What Records Do You Actually Need to Keep?
If you’re searching “BAS record-keeping requirements” or “ATO BAS records,” you’re usually trying to confirm what needs to be retained and for how long. The ATO requires businesses to keep records that explain all transactions that relate to GST, PAYG withholding, fuel tax credits, and other amounts reported on the BAS.
In practical terms, that means invoices, receipts, bank statements, tax invoices for GST claims, import documentation for GST on imports, fuel tax credit calculations, and working papers that support how figures were calculated. Most records must be kept for at least five years from the date they were prepared or obtained.
But record-keeping isn’t just about storing documents. It’s about being able to show how a BAS figure was produced.
Where Firms Often Fall Short
The most common weakness isn’t missing paperwork. It’s missing linkage. A transaction may be in the ledger, and a receipt may exist, but there is no clear connection between the coding decision and the supporting document.
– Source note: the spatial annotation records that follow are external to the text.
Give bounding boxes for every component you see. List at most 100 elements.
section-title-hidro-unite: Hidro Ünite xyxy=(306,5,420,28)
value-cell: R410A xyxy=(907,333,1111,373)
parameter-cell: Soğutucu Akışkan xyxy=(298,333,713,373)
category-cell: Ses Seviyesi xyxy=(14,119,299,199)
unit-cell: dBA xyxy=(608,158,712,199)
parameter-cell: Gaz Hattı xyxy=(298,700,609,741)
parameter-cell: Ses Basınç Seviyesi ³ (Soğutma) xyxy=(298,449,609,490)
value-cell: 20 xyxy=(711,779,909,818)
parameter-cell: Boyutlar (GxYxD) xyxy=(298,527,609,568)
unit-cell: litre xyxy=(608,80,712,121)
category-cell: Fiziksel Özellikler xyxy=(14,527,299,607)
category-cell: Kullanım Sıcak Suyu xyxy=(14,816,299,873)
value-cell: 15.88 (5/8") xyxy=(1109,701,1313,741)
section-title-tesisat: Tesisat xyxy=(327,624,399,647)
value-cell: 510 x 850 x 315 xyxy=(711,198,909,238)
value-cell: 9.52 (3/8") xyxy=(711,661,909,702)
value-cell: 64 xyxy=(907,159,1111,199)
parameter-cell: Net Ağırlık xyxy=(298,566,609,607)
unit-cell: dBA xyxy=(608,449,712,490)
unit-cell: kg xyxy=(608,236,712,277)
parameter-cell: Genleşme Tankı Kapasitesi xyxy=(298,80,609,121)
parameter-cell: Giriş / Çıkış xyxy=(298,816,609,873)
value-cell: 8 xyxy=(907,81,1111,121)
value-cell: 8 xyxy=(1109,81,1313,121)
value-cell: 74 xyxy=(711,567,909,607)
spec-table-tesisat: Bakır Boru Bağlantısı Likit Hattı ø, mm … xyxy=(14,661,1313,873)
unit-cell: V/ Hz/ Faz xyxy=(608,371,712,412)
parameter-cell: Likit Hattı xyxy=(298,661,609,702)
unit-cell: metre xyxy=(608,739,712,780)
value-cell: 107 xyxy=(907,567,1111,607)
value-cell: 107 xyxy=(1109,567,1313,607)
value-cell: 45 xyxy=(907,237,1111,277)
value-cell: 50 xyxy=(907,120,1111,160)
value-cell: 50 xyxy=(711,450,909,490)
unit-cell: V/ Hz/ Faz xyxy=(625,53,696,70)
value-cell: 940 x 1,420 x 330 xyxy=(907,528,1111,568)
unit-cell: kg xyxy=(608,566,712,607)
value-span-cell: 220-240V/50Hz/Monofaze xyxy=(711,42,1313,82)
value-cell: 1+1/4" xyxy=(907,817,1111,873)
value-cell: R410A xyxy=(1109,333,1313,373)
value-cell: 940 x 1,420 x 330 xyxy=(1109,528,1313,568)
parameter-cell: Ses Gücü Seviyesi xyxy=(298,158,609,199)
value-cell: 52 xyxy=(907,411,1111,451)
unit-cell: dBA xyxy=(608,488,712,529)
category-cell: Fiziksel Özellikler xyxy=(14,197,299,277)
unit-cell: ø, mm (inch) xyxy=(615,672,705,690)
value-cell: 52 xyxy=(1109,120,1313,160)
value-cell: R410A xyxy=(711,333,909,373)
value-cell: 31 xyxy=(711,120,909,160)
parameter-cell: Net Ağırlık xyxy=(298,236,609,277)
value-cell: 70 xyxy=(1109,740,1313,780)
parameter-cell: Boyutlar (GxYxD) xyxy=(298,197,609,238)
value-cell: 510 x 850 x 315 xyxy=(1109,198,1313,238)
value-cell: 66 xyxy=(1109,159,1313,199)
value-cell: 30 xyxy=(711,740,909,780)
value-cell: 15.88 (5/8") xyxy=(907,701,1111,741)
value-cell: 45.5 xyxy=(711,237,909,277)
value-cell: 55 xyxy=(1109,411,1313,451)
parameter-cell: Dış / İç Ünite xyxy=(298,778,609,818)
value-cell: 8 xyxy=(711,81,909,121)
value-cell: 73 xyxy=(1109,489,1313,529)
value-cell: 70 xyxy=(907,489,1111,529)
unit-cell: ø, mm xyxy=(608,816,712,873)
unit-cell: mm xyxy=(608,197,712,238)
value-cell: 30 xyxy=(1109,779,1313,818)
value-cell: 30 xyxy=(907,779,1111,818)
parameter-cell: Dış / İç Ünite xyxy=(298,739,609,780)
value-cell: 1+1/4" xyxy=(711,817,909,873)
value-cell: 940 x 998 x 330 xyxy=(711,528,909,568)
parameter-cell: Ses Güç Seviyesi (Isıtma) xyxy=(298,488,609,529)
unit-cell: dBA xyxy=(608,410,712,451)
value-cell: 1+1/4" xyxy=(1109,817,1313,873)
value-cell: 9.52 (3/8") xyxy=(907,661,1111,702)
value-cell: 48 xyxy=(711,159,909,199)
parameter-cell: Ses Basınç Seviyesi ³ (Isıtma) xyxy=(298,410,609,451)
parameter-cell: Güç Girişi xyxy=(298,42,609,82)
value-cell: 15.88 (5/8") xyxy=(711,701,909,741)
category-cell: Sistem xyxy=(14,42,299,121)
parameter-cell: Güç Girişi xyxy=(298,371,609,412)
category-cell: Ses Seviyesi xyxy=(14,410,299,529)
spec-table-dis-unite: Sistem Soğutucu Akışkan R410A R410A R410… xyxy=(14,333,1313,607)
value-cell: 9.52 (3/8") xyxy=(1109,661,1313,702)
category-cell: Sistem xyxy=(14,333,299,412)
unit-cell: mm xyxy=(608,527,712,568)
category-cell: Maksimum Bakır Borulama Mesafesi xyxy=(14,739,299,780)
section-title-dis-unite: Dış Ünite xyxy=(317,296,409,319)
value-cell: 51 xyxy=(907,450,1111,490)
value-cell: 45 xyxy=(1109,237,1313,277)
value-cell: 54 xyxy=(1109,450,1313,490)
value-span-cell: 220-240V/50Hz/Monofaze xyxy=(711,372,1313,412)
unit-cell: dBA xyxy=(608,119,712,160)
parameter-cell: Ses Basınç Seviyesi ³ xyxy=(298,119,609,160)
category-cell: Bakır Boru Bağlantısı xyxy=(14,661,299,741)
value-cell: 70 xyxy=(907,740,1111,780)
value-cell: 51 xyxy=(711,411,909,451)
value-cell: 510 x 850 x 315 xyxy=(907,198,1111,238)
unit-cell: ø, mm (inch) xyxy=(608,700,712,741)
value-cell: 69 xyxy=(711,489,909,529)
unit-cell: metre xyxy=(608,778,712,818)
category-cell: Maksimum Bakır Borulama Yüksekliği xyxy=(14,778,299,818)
This becomes an issue when GST has been partially claimed, when private use percentages were applied, or when adjustments were made after reconciliation. If a BAS is amended later, the ATO expects that the underlying records explain both the original figure and the correction.
Bank feed data alone is not sufficient evidence. A reconciled account does not replace proper documentation. If GST on purchases is claimed without a valid tax invoice, or if import GST is reported without supporting customs documentation, that creates exposure.
The expectation is not perfection. It is traceability.
The Takeaway
BAS record-keeping requirements in Australia are about more than retaining files for five years. The ATO expects that each figure reported on the Activity Statement can be traced back to supporting records and explained clearly.
Keep invoices, import documents, and working papers organised and linked to transactions in your accounting software. When the transaction layer is clean and supported properly, BAS reporting becomes defensible rather than stressful.